Virtueel beeld
in optica wordt een afbeelding gedefinieerd als de verzameling focuspunten van lichtstralen afkomstig van een object. Een echt beeld is de verzameling van scherpstelpunten die daadwerkelijk door convergerende stralen worden gemaakt, terwijl een virtueel beeld de verzameling van scherpstelpunten is die door uitbreidingen van divergerende stralen worden gemaakt., Met andere woorden, een virtueel beeld wordt gevonden door het traceren van echte stralen die voortkomen uit een optisch apparaat (lens, spiegel, of een combinatie) terug naar waargenomen of schijnbare oorsprong van Ray divergences. In diagrammen van optische systemen worden virtuele stralen conventioneel weergegeven door stippellijnen.

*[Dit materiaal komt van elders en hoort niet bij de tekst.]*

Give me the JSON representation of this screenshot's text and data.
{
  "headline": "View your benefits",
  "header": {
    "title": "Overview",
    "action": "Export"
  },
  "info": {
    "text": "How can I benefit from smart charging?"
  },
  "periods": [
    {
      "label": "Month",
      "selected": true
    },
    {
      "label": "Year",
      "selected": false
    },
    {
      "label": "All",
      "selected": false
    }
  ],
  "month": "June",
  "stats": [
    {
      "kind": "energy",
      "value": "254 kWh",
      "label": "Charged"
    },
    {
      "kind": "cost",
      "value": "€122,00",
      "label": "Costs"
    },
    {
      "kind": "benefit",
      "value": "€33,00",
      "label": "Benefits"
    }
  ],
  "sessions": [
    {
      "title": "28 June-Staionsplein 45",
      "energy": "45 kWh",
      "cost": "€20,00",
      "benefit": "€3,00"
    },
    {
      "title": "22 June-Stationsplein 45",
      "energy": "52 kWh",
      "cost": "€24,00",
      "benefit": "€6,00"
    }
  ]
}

Top: de vorming van een virtueel beeld met behulp van een divergerende lens. Onder: de vorming van een virtuele afbeelding met behulp van een convexe spiegel. In beide diagrammen is f het brandpunt, O het object en I het beeld, weergegeven in het grijs., Effen blauwe lijnen wijzen op lichtstralen. Het kan worden gezien dat de lichtstralen lijken uit te stralen van het virtuele beeld, maar eigenlijk niet bestaan op de positie van het virtuele beeld. Een beeld kan dus niet worden gezien door een scherm op de positie van het virtuele beeld te plaatsen.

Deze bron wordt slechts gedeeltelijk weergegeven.